On Tue, Sep 23, 2014 at 02:46:50PM +1000, NeilBrown wrote:
> seqfile is only safe for reads.  sysfs via kernfs uses seq_read(), so there
> is only a single allocation on the first read.
> 
> It doesn't really related to fixing writes, except to point out that only
> writes need to be "fixed".  Reads already work.
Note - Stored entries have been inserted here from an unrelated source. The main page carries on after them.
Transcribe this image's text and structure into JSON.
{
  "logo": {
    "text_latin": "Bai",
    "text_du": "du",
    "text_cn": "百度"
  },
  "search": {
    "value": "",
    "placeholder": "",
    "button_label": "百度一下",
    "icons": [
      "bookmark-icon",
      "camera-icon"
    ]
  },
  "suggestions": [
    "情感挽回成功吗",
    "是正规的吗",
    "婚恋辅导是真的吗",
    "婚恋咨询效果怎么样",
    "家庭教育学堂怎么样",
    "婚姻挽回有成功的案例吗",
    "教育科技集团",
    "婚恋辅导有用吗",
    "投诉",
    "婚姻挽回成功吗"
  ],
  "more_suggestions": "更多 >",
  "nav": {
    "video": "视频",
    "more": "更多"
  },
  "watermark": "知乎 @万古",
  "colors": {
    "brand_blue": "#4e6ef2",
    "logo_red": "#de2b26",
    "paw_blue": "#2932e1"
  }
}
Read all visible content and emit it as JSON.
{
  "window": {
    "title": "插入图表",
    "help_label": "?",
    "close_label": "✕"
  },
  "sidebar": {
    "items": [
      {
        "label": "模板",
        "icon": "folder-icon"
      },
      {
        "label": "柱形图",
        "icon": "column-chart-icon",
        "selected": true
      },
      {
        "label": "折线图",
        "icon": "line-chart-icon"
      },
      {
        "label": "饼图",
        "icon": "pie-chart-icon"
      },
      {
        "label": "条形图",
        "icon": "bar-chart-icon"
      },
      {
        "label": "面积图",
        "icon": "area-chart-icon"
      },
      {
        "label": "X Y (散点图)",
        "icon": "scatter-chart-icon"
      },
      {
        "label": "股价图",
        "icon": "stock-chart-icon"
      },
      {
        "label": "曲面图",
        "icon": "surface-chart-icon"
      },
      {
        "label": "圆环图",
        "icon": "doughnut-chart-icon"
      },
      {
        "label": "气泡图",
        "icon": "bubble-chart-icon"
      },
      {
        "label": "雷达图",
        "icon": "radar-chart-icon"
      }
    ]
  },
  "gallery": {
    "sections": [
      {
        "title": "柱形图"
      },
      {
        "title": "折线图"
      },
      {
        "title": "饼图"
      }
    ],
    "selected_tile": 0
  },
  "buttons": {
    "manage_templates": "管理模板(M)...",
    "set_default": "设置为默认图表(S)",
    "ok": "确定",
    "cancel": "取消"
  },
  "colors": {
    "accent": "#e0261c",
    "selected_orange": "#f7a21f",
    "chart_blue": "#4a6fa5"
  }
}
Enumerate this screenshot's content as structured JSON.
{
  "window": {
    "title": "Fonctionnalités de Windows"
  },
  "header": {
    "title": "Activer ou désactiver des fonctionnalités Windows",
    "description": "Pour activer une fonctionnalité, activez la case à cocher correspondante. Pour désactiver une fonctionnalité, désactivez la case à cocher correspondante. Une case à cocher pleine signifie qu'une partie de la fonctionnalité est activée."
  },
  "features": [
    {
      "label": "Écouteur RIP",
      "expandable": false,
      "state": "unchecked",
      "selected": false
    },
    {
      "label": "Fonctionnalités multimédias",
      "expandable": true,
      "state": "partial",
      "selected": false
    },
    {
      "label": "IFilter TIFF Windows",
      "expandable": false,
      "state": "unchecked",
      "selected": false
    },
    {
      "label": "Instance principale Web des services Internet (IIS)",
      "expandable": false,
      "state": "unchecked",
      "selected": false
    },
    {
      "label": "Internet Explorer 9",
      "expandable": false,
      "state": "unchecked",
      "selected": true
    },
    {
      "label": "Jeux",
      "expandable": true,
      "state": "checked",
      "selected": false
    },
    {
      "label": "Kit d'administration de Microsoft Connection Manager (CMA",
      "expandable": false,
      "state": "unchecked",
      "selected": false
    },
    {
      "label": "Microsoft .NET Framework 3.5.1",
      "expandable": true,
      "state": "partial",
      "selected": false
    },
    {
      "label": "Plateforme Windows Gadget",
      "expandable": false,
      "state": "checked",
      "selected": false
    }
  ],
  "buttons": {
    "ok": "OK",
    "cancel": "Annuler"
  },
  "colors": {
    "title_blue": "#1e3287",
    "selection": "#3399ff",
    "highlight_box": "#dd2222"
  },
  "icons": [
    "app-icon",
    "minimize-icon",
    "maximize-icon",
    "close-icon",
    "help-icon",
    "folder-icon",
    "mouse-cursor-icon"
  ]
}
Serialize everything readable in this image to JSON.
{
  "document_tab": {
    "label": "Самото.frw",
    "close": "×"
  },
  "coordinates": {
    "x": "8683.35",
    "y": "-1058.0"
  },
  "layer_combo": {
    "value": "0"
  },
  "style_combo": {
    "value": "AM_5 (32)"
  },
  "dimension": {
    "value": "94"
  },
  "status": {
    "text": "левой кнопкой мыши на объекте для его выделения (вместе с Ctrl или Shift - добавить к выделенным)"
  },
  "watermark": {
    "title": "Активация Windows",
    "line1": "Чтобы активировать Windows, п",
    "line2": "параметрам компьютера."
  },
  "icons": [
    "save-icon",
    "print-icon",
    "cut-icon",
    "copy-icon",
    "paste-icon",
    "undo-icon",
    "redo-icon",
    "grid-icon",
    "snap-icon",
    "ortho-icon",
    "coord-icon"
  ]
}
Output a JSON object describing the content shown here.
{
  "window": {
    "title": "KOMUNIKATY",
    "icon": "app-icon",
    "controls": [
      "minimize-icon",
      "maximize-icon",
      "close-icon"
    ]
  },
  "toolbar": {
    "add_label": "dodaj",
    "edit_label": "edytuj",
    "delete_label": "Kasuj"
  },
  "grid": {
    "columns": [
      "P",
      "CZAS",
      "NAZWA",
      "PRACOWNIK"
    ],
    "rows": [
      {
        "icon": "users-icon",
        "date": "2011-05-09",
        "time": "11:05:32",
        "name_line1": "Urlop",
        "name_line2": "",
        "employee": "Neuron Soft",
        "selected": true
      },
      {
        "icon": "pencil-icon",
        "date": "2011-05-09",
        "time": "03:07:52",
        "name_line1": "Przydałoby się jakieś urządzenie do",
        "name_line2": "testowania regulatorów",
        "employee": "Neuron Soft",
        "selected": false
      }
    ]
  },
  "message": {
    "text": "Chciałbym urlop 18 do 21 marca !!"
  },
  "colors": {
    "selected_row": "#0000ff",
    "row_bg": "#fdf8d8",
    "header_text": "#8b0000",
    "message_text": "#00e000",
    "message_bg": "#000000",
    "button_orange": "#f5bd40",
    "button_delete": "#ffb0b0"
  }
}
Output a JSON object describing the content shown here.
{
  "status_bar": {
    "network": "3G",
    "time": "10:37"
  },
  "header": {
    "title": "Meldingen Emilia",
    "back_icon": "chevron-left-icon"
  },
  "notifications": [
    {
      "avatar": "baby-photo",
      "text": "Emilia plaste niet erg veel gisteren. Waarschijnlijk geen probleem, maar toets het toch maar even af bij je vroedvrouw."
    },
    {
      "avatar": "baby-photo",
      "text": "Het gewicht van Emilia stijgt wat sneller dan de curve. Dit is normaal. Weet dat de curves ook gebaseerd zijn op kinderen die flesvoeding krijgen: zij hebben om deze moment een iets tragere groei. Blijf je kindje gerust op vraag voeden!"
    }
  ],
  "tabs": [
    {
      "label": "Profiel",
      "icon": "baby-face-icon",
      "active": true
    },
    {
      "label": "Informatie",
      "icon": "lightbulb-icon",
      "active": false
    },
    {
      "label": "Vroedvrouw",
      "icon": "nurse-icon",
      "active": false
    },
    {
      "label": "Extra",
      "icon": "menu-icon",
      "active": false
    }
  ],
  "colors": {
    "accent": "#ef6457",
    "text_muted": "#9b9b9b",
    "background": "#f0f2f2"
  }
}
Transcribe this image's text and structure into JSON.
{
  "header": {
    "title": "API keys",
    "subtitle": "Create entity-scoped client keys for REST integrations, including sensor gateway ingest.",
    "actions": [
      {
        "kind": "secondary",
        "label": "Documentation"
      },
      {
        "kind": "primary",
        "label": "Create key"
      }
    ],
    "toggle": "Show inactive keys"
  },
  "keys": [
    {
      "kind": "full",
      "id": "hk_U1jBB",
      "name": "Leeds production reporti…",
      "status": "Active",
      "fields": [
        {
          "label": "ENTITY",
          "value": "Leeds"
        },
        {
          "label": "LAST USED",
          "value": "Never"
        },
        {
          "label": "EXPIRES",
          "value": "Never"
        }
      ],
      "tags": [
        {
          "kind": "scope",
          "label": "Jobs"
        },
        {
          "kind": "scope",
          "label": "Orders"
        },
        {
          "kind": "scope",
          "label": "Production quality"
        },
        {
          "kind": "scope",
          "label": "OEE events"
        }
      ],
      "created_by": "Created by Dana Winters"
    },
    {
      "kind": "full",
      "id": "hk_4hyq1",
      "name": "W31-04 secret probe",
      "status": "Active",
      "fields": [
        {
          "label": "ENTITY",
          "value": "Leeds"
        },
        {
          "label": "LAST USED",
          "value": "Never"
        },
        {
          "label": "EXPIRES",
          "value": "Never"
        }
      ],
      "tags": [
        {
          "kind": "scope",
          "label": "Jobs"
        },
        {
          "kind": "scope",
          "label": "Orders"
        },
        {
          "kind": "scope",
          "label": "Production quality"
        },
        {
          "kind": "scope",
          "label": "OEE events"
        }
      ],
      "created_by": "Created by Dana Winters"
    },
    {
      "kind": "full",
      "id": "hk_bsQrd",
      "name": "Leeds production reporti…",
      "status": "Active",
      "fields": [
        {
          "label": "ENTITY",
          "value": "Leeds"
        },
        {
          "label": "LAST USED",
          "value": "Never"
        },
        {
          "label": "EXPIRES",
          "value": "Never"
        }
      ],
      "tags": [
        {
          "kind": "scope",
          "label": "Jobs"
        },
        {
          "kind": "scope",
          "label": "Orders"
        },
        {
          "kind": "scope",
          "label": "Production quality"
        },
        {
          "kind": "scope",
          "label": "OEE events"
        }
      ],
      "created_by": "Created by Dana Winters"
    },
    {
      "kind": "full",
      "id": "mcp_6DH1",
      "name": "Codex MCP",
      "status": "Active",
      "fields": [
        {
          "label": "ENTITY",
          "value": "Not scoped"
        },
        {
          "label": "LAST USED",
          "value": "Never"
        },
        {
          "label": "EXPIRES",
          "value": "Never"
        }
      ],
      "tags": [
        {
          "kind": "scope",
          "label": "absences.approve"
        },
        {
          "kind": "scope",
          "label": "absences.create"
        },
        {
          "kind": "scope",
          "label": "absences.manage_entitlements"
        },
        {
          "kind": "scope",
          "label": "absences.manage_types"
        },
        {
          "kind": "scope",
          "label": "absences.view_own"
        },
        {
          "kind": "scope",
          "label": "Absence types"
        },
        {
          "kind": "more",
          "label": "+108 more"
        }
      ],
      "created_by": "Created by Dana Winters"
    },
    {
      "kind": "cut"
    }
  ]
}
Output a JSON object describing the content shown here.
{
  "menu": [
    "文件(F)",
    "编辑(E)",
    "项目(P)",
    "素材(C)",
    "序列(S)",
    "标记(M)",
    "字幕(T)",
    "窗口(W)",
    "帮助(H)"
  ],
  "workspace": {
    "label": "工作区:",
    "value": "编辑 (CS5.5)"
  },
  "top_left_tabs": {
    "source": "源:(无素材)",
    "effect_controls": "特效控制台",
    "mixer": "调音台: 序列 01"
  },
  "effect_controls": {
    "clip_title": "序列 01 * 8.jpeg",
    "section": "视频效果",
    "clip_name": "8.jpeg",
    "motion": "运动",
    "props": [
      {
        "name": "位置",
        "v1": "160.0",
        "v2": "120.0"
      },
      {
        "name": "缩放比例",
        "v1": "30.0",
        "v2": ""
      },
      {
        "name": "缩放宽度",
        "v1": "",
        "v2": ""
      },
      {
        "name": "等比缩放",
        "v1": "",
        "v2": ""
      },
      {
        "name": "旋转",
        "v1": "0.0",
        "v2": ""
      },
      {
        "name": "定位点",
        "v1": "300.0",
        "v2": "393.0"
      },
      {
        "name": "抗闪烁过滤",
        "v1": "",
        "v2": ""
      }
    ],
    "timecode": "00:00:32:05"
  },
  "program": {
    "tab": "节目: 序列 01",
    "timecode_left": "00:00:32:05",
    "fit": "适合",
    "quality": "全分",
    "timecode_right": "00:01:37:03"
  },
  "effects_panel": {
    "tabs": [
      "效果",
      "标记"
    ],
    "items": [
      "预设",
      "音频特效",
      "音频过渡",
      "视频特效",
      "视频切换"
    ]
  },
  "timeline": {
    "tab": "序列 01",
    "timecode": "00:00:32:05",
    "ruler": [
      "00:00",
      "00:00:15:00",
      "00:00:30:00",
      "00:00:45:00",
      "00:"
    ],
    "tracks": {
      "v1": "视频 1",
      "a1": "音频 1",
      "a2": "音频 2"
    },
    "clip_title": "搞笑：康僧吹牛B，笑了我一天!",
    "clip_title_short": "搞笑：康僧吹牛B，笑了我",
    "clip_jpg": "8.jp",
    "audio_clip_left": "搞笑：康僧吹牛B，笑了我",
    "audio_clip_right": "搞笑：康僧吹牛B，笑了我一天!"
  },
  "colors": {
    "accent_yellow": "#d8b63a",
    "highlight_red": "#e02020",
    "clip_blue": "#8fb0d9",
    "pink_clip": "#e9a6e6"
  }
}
Oh, I meant the buffer seqfile read op writes to, so it depends on the
fact that the allocation is only on the first read?  That seems
extremely brittle to me, especially for an issue which tends to be
difficult to reproduce.

> Separately:
> 
> > Ugh... :( If this can't be avoided at all, I'd much prefer it to be
> > something explicit - a flag marking the file as needing a persistent
> > write buffer which is allocated on open.  "Small" writes on stack
> > feels way to implicit to me.
> 
> How about if we add seq_getbuf() and seq_putbuf() to seqfile
> which takes a 'struct seq_file' and a size and returns the ->buf
> after making sure it is big enough.
> It also claims and releases the seqfile ->lock.
> 
> Then we would be using the same buffer for reads and write.
> 
> Does that sound suitable?  It uses existing infrastructure and avoids having
> to identify in advance which attributes it is important for.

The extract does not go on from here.